Loshon Hora about the Deceased


Loshon Hora about the Deceased

It is forbidden to denigrate and disparage deceased individuals. There is a cherem kadmonim (a ban from the early authorities) upon this [1], indicating that it is a severe transgression.[2]

This applies even to a deceased am ha'aretz (ignoramus).  (However, it would seem that it would be permitted to speak about a rasha who did not repent before his deaht.) [3]  To degrade a Torah scholar after his passing is a much greater offense, and one is liable for the punishment of nidui (a form of ex-communication) for doing so.  Criticizing his Torah writings in a disrespectful manner is even worse than attacking the individual himself. [4]

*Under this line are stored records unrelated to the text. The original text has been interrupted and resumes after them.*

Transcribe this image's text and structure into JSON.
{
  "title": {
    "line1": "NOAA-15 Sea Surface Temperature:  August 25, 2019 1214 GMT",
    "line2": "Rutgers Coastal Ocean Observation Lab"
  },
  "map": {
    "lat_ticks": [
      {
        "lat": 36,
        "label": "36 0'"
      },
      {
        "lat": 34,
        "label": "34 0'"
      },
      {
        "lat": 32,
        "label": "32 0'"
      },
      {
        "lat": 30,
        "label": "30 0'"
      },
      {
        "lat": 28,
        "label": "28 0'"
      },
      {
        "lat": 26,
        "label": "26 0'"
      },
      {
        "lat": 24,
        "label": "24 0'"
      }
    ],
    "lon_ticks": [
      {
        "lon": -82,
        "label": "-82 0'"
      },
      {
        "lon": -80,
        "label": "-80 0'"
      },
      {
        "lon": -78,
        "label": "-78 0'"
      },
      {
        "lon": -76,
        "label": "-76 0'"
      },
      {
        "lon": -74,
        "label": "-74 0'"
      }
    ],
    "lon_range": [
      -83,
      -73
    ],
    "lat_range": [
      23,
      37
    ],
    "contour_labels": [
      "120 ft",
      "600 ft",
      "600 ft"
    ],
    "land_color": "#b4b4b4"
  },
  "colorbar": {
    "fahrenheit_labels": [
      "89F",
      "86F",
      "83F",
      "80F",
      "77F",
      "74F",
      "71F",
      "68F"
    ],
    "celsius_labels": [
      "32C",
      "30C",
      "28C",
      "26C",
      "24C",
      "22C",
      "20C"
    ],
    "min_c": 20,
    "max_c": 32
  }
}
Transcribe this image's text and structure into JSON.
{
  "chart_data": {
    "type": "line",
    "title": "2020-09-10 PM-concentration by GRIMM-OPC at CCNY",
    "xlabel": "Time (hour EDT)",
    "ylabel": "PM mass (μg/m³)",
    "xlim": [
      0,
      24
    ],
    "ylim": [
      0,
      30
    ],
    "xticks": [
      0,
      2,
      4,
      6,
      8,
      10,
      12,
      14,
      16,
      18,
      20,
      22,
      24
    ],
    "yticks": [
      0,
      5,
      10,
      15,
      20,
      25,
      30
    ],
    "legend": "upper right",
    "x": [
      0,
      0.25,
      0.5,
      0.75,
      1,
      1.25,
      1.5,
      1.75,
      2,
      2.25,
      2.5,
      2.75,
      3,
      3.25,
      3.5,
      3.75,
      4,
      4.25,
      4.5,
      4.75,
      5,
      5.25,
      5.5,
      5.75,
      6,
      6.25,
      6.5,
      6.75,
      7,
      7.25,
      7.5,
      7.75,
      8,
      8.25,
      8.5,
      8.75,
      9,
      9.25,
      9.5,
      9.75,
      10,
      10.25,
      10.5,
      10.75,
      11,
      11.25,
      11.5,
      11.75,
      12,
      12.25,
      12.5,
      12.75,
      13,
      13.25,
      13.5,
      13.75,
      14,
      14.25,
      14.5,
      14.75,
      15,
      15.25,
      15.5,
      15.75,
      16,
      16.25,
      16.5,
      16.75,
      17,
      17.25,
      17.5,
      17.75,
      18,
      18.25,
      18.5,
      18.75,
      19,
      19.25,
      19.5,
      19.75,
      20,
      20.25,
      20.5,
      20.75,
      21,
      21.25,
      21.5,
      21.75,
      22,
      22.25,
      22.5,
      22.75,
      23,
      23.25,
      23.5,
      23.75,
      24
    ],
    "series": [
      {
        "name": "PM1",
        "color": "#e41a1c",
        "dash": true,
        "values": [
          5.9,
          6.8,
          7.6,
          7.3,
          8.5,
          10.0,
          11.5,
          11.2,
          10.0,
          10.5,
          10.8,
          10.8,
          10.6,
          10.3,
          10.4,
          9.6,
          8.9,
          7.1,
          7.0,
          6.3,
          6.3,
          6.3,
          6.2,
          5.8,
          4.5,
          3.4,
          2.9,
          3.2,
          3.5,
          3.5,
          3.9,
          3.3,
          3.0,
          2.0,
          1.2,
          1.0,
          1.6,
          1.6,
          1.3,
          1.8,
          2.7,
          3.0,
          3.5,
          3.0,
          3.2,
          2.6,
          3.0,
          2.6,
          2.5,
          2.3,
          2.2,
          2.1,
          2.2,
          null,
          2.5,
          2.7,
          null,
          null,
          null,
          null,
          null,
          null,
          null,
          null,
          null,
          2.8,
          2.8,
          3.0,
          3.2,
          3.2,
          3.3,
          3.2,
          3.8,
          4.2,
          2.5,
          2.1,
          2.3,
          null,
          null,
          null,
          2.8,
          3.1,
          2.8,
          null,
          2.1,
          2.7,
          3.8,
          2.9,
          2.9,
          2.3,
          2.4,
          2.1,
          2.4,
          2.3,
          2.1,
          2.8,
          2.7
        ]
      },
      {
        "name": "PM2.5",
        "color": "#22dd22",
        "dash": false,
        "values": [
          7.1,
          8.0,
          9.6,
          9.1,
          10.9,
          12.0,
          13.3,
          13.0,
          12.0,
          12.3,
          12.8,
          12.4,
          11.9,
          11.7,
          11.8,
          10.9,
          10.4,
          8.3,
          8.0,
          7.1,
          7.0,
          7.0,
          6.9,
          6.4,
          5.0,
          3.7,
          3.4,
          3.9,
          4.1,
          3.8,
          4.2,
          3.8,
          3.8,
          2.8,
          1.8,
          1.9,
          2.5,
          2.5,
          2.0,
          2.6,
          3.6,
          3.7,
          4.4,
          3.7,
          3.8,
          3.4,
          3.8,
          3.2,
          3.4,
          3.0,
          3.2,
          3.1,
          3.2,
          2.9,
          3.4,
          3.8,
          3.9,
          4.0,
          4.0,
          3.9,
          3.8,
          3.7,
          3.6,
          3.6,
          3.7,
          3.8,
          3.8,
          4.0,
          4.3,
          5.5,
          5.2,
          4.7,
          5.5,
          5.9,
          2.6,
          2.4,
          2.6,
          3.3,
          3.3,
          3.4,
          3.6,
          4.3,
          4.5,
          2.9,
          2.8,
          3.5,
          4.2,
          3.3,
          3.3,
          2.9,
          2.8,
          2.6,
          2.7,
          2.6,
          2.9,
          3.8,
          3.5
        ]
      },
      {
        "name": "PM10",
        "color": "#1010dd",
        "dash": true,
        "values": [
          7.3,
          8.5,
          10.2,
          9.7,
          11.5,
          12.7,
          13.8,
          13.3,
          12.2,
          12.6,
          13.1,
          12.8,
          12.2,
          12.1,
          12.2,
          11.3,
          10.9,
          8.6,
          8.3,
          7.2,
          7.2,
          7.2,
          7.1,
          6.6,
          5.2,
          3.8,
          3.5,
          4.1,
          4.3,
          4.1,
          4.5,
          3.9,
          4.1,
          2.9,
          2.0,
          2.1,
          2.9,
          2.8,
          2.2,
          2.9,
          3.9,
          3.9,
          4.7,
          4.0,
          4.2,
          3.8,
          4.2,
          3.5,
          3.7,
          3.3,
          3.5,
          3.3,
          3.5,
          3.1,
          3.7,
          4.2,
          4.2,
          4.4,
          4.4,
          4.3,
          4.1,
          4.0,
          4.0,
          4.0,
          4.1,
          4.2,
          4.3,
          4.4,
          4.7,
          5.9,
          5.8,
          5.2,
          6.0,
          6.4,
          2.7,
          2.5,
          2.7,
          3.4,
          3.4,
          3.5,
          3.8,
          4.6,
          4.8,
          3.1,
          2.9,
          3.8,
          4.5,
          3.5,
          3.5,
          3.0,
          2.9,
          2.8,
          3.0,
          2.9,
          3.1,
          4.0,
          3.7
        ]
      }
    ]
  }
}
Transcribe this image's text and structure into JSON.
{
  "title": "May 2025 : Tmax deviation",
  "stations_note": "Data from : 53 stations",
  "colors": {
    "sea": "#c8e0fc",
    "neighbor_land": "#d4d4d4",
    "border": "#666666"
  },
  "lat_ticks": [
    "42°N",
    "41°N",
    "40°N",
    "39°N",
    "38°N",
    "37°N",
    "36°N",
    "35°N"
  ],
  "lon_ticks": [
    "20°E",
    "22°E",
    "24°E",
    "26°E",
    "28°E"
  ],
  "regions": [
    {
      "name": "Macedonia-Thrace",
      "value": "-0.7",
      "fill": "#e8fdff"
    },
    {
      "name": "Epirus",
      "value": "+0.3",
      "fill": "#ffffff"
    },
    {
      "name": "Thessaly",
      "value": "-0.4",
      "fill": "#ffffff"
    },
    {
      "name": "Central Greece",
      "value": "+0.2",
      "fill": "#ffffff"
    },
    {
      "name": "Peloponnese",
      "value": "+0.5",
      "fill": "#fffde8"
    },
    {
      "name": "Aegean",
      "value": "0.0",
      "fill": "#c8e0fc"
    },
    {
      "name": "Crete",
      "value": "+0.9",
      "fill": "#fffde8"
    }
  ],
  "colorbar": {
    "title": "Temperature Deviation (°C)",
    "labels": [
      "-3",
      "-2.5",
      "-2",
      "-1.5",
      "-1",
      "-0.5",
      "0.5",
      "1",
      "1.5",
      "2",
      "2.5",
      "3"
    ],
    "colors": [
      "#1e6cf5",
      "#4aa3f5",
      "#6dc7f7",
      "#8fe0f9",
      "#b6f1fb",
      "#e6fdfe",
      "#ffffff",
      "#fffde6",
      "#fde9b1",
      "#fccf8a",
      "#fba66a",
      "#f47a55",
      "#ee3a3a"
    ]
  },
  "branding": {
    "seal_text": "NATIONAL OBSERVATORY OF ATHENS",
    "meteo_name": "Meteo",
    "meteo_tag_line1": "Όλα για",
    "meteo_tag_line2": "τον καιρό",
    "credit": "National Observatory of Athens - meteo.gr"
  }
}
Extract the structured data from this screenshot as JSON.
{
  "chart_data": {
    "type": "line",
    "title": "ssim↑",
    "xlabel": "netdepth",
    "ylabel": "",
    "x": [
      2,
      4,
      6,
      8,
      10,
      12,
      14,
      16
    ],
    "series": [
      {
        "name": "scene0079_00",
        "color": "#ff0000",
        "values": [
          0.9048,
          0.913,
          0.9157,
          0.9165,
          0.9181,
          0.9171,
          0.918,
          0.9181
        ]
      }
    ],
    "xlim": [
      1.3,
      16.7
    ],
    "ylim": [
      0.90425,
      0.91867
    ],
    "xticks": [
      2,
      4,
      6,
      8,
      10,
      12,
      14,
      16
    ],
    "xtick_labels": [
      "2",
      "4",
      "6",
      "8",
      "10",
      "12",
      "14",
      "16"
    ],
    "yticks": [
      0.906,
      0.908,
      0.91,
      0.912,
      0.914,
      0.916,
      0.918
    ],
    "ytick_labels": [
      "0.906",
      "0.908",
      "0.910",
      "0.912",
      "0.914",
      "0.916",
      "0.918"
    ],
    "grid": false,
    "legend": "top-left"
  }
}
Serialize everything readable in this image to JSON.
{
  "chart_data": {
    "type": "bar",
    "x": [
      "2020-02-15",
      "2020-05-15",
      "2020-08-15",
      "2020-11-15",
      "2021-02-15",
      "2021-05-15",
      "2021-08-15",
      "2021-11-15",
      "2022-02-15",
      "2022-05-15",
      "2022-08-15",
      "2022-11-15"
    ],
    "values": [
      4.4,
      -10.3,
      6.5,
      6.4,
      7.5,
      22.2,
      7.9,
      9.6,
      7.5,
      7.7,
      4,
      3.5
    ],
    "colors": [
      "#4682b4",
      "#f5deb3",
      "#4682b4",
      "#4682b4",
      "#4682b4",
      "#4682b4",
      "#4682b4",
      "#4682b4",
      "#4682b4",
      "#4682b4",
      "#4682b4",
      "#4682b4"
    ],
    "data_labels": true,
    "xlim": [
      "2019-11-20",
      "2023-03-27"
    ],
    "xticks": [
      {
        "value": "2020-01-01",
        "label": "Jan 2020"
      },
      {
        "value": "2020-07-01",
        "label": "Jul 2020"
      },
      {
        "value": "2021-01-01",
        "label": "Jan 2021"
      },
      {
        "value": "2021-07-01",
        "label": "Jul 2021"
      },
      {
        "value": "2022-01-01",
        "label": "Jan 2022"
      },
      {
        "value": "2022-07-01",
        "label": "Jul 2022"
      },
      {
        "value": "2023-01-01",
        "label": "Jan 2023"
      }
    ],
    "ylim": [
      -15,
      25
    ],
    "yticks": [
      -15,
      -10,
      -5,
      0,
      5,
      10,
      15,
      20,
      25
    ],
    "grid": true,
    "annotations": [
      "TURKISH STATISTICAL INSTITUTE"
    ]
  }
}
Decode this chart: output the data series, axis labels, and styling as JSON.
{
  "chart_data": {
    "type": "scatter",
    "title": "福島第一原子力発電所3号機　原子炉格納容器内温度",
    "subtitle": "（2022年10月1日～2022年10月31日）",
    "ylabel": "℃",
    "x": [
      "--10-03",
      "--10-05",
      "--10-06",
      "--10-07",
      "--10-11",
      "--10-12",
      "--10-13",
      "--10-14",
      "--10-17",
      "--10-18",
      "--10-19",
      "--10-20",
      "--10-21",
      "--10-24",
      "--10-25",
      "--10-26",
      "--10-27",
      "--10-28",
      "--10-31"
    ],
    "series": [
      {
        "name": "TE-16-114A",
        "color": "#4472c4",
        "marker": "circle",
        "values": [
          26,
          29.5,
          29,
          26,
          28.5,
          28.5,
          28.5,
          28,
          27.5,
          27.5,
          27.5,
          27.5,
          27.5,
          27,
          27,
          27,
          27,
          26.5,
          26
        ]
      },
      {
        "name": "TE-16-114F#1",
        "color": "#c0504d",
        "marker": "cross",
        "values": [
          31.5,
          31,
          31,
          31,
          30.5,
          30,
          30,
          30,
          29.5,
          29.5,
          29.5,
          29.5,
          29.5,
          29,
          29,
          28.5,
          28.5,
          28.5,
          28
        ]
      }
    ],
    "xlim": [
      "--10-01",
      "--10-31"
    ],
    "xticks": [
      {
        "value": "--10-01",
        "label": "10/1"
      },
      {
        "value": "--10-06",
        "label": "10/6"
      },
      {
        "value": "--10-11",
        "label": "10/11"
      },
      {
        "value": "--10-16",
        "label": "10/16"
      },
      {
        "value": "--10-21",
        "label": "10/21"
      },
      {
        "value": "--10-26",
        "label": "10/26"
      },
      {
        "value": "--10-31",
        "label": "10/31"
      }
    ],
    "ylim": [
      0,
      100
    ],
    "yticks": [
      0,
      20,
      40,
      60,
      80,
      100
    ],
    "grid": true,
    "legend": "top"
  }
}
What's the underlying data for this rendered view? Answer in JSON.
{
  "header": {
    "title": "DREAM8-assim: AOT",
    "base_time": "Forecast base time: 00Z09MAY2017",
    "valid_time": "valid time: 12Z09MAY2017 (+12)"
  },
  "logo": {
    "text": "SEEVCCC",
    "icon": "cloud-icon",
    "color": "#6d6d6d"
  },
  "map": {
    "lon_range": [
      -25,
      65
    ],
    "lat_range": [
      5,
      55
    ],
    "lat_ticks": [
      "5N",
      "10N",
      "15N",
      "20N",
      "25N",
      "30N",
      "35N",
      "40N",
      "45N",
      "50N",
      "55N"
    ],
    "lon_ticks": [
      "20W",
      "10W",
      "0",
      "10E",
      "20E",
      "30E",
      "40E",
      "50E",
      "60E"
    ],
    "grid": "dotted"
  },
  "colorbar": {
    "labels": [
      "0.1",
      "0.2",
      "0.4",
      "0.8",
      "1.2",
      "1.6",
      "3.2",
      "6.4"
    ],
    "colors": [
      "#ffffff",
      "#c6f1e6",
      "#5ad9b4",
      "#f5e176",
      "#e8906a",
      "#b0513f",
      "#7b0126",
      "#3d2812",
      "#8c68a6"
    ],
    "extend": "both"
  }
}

[1] Even though the cherem is brought down as not being "motzi la'az and shem ra" on the dead -- which implies speaking falsehood -- most poskim hold that loshon hora is assur (forbidden) even without the cherem.  Some poskim hold that the cherem includes loshon hora as well as motzi shem ra (R' Chaim Kanievsky, Shu"t Az Nidberu, R' Y.S. Elyashiv, Aruch HaShulchan).  The cherem may not apply if the loshon hora consists of information that was already well-known about the person during his lifetime.  Rather, it refers to new negative speech being spread after his death which was not known about him previously (R' N. Karelitz). (Dirshu p. 466).

[2] Hilchos Loshon Hora VIII, 9
[3] Shu"t L'Chafetz B'Chaim.  This only applies to a mumar l'chachis -- one who sins intentionally and spitefully.  However, a mumar l'tei'avon, who sins simply to satisfy his desires, would be excluded from this heter (see Sec. 6:II) (L'rei'acha Kamocha). (Dirshu p. 466)
[4] LH VIII, 9.  Sometimes, in printed works of previous generations, one gadol severely criticizes another, but this generally occurs in areas of halacha, where he is vehemently opposed to the other's ruling and writes strongly against it in order that people not follow his words.  These instances are never an attempt to attack or malign the Torah scholar personally (LH VIII, 23).  Today, one must be extremely careful not to dismiss or disparage the Torah of earlier generations, even if one disagrees (Dirshu p. 467, see several stories there).